Although they did not announce the new Greek campaign until last week, the British began their operation Sept. 24. Actually it was more an occupation than a full-scale invasion. First, troop carriers dropped parachutists in the northwest corner of the Peloponnesus. Unopposed, they set to work building an airfield, piling up supplies.
Two days later the first ground troops arrived by sea on the west shore, made a de luxe landing. They not only found planes of their own Balkan Air Force operating from airfields ahead of them; they also found supplies and fuel neatly arranged in dumps and not a German in sight. Said one officer: "When those fellows got off the boat on D-day they even had mail waiting for them. . . . The only casualty in the whole operation was one cow."

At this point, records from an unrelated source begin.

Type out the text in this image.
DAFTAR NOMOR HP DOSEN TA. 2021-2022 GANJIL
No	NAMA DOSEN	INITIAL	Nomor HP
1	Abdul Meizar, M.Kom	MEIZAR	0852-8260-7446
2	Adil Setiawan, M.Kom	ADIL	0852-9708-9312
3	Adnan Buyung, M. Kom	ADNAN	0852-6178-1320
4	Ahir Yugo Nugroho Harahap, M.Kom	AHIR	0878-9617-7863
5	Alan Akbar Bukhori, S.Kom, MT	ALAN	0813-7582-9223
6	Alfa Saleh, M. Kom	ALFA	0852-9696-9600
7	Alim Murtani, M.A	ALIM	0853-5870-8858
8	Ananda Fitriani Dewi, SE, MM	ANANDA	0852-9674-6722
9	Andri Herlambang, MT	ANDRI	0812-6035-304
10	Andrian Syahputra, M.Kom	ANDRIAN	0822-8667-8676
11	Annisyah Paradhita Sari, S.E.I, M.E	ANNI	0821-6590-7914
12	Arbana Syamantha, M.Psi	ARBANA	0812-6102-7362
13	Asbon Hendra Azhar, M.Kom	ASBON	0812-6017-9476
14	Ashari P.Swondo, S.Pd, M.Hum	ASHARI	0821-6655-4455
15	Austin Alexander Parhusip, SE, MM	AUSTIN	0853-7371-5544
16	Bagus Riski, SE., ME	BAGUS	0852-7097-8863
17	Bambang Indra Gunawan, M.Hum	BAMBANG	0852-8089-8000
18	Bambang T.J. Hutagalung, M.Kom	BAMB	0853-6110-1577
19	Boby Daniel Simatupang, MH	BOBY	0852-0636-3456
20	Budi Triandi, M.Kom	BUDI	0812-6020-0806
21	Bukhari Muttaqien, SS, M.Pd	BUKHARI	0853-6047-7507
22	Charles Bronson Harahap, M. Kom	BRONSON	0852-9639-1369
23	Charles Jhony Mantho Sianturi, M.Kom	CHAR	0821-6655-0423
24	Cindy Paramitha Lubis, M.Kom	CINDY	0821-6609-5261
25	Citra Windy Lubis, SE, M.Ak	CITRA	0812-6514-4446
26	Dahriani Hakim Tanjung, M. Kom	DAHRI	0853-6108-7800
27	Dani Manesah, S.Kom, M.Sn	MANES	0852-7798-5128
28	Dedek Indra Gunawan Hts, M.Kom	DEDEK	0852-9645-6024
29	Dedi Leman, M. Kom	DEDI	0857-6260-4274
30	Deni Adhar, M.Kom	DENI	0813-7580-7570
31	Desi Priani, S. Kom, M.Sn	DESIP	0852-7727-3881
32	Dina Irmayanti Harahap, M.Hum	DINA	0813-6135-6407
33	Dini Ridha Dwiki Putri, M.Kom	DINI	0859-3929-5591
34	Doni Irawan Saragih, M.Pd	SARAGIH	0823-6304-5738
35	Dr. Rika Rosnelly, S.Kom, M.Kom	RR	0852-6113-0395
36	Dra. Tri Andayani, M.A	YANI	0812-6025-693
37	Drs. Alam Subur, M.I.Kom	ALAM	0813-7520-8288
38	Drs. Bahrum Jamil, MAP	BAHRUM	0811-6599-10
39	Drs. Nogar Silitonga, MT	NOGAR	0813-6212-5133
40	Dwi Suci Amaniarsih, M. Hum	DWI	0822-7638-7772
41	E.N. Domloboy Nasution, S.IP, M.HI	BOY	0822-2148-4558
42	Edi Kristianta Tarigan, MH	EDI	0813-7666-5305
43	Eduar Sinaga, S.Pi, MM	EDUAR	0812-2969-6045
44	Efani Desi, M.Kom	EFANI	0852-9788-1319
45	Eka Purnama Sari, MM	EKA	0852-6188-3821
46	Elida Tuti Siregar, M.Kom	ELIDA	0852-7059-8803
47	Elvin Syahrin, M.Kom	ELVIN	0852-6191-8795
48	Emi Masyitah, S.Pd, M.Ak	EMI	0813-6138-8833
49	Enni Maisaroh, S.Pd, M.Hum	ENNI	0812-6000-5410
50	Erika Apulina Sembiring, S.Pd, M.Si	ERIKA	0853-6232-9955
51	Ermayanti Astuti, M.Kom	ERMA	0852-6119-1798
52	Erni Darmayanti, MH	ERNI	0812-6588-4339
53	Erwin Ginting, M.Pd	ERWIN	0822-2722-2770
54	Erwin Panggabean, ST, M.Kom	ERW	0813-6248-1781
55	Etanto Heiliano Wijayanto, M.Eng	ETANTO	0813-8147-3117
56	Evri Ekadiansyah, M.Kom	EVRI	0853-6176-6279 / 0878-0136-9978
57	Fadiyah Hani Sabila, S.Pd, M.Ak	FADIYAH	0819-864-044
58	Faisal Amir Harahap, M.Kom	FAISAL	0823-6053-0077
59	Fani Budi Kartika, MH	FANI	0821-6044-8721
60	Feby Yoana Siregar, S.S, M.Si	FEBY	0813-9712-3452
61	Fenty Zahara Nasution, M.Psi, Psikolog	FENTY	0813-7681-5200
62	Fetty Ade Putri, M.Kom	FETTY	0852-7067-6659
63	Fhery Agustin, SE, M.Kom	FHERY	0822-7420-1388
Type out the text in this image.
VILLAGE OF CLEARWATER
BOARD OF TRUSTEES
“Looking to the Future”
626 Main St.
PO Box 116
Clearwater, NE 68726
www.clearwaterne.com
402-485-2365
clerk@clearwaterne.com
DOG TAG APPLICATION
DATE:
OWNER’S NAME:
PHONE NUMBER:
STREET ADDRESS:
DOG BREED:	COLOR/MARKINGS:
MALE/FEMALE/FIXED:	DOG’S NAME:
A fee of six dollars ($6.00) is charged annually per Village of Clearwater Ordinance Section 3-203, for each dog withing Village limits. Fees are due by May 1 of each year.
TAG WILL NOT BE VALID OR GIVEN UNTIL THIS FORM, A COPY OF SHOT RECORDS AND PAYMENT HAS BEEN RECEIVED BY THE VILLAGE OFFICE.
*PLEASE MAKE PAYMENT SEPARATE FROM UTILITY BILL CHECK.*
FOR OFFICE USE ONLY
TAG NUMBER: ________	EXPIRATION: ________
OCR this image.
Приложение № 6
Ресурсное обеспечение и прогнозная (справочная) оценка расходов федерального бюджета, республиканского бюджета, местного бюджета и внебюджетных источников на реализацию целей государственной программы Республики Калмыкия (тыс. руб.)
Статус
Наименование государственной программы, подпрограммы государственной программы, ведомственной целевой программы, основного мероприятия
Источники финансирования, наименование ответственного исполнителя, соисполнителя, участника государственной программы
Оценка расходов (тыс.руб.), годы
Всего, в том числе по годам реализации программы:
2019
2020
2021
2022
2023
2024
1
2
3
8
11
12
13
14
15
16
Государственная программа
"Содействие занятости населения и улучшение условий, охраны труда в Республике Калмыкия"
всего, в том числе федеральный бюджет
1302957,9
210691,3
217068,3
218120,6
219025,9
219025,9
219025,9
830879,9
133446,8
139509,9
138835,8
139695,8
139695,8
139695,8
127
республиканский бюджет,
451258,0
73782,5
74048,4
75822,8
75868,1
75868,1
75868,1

The British forces were small. They were a section of the newly formed Land Forces of the Adriatic under General Sir Henry Maitland Wilson's Mediterranean command; included paratroopers, commandos, infantrymen, engineers and an R.A.F. regiment. The two Greek guerrilla forces --E.D.E.S. and E.L.A.S. --had promised cooperation. Local commander was the 26-year-old Earl Jellicoe, son of the British commander at Jutland in World War I. Young Jellicoe went in as a major, was promoted to a lieutenant colonel four days later.
His troops marched unopposed until they reached Patras (prewar pop. about 60,000), third largest city of Greece. After four days' fighting with a garrison of about 1,000 Germans, the battle ended when the Greek collaborators surrendered, the Germans took to their Diesel-propelled ferries by night.
The British move into Greece was political rather than military. Greece has long been a British sphere of influence and London was anxious to keep it so after the war. There was poetic justice in the return of the British for the redemption of Greece. In 1941 they had risked Egypt to aid the Greeks, lost 15,000 men in a hopeless, 24-day retreat. But the Greeks, who also fought bravely, have starved and died for three years. Resentment against British political policies has grown. Whether food and medicine would win them back was still uncertain.